If someone had said to me -- cool proteomics, has anyone done transcript analysis on this model before? I would have started like this:
Which, btw, doesn't lead you to anything about science on the front page at all. OmicsDI has already made me more efficient in this hypothetical.
Okay...so...I was a little bummed that there were only 7 studies on this cell line in the repository. Guess what? There is some disagreement regarding the nomenclature of the cell line. Is it Colo-205 or Colo205. If I type the search "Colo205 or Colo-205" I get 10 more studies.

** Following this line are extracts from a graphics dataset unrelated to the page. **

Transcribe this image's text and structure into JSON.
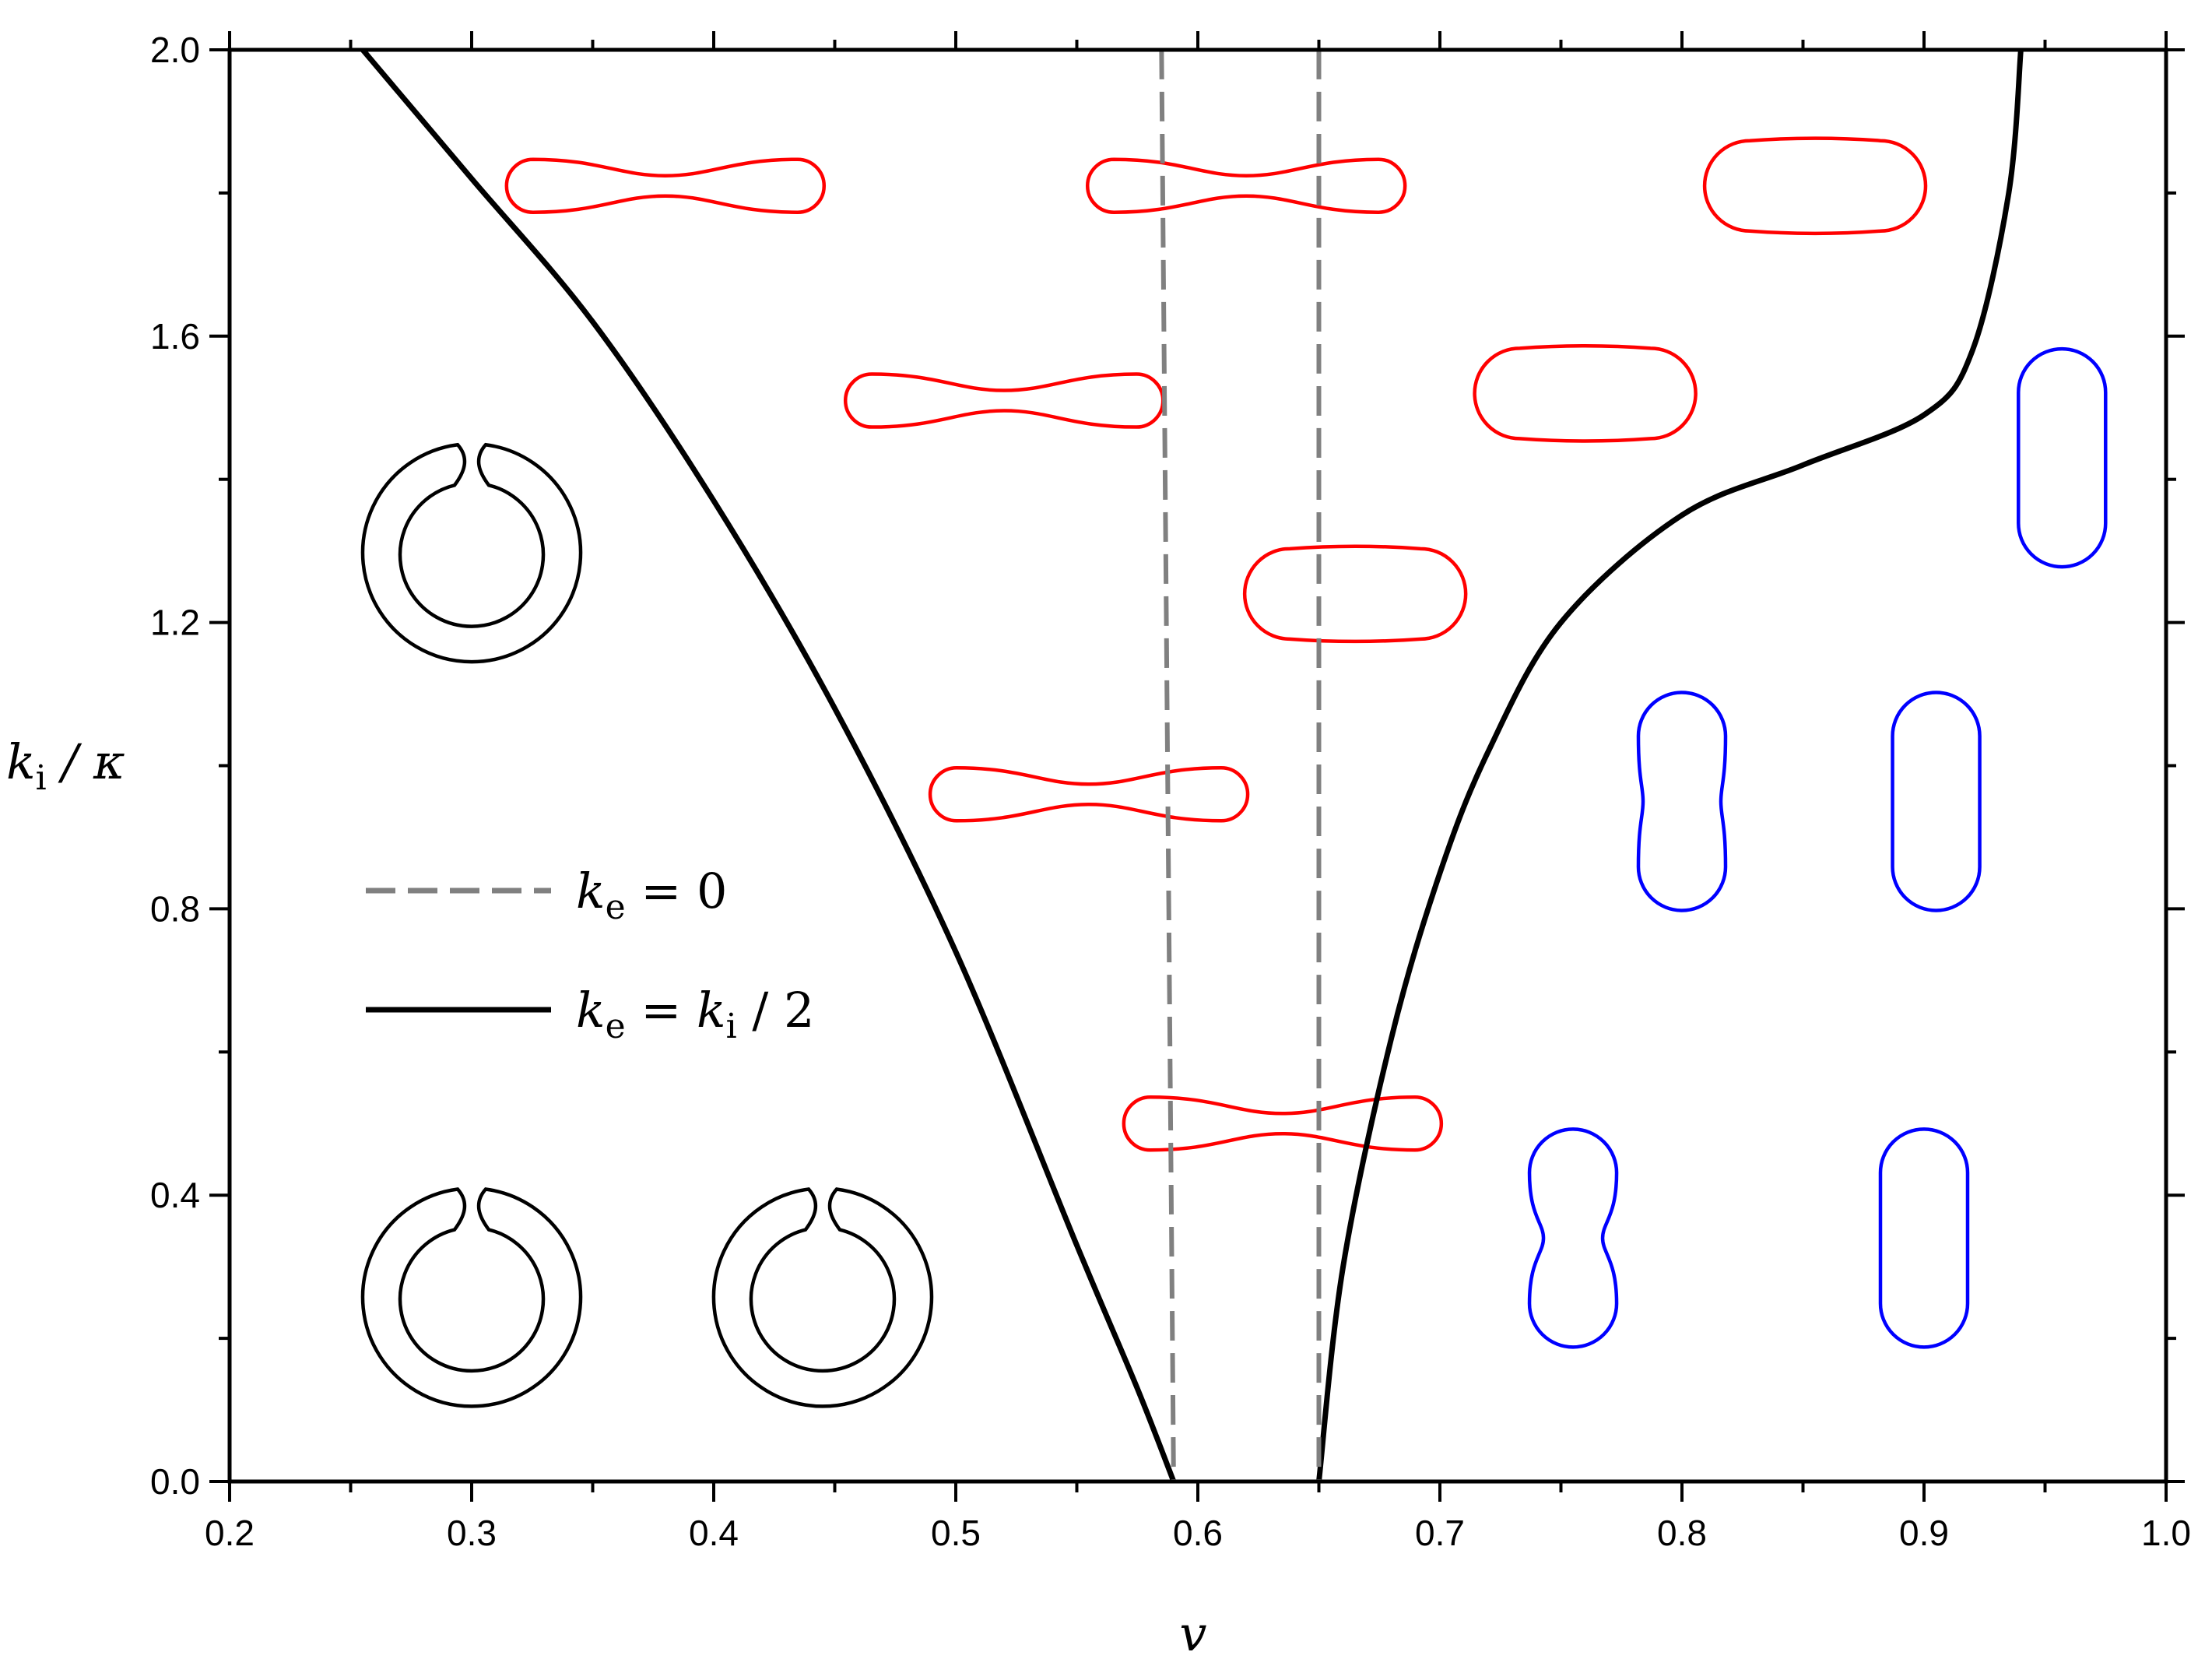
{
  "chart_data": {
    "type": "line",
    "title": "",
    "xlabel": "v",
    "ylabel": {
      "k": "k",
      "sub": "i",
      "rest": " / κ"
    },
    "xlim": [
      0.2,
      1.0
    ],
    "ylim": [
      0.0,
      2.0
    ],
    "x_ticks": [
      "0.2",
      "0.3",
      "0.4",
      "0.5",
      "0.6",
      "0.7",
      "0.8",
      "0.9",
      "1.0"
    ],
    "y_ticks": [
      "0.0",
      "0.4",
      "0.8",
      "1.2",
      "1.6",
      "2.0"
    ],
    "grid": false,
    "legend_position": "center-left",
    "legend": [
      {
        "style": "dashed",
        "color": "#808080",
        "k": "k",
        "sub": "e",
        "rest": " = 0"
      },
      {
        "style": "solid",
        "color": "#000000",
        "k": "k",
        "sub": "e",
        "rest": " = ",
        "k2": "k",
        "sub2": "i",
        "rest2": " / 2"
      }
    ],
    "series": [
      {
        "style": "solid",
        "color": "#000000",
        "x": [
          0.255,
          0.3,
          0.35,
          0.4,
          0.45,
          0.5,
          0.55,
          0.575,
          0.59
        ],
        "y": [
          2.0,
          1.82,
          1.62,
          1.37,
          1.08,
          0.74,
          0.33,
          0.13,
          0.0
        ]
      },
      {
        "style": "solid",
        "color": "#000000",
        "x": [
          0.65,
          0.66,
          0.68,
          0.7,
          0.72,
          0.75,
          0.8,
          0.85,
          0.9,
          0.92,
          0.935,
          0.94
        ],
        "y": [
          0.0,
          0.3,
          0.62,
          0.85,
          1.02,
          1.2,
          1.35,
          1.42,
          1.49,
          1.58,
          1.8,
          2.0
        ]
      },
      {
        "style": "dashed",
        "color": "#808080",
        "x": [
          0.585,
          0.59
        ],
        "y": [
          2.0,
          0.0
        ]
      },
      {
        "style": "dashed",
        "color": "#808080",
        "x": [
          0.65,
          0.65
        ],
        "y": [
          2.0,
          0.0
        ]
      }
    ],
    "annotations": {
      "stomatocytes": [
        {
          "v": 0.3,
          "k": 1.32,
          "color": "#000000"
        },
        {
          "v": 0.3,
          "k": 0.28,
          "color": "#000000"
        },
        {
          "v": 0.445,
          "k": 0.28,
          "color": "#000000"
        }
      ],
      "dumbbells": [
        {
          "v": 0.38,
          "k": 1.81,
          "color": "#ff0000"
        },
        {
          "v": 0.62,
          "k": 1.81,
          "color": "#ff0000"
        },
        {
          "v": 0.52,
          "k": 1.51,
          "color": "#ff0000"
        },
        {
          "v": 0.555,
          "k": 0.96,
          "color": "#ff0000"
        },
        {
          "v": 0.635,
          "k": 0.5,
          "color": "#ff0000"
        }
      ],
      "capsules_horizontal": [
        {
          "v": 0.855,
          "k": 1.81,
          "color": "#ff0000"
        },
        {
          "v": 0.76,
          "k": 1.52,
          "color": "#ff0000"
        },
        {
          "v": 0.665,
          "k": 1.24,
          "color": "#ff0000"
        }
      ],
      "prolates_vertical": [
        {
          "v": 0.957,
          "k": 1.43,
          "color": "#0000ff"
        },
        {
          "v": 0.8,
          "k": 0.95,
          "color": "#0000ff"
        },
        {
          "v": 0.905,
          "k": 0.95,
          "color": "#0000ff"
        },
        {
          "v": 0.755,
          "k": 0.34,
          "color": "#0000ff"
        },
        {
          "v": 0.9,
          "k": 0.34,
          "color": "#0000ff"
        }
      ]
    }
  }
}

Including another database I didn't know about (Expression Atlas). Let's follow that one!
It leads me to a table that I can search in the web interface or download in it's entirety. It is the expression levels of 24,000 transcripts across a ton of cell lines with a heat map indicating relative up/down regulation stuff.
Remember that theoretical question I mentioned above? Did anyone find this in the transcriptomics? Take those proteins you found that were up- or down- regulated and search them here. And the data is at your finger tips! No looking for a database you didn't know existed!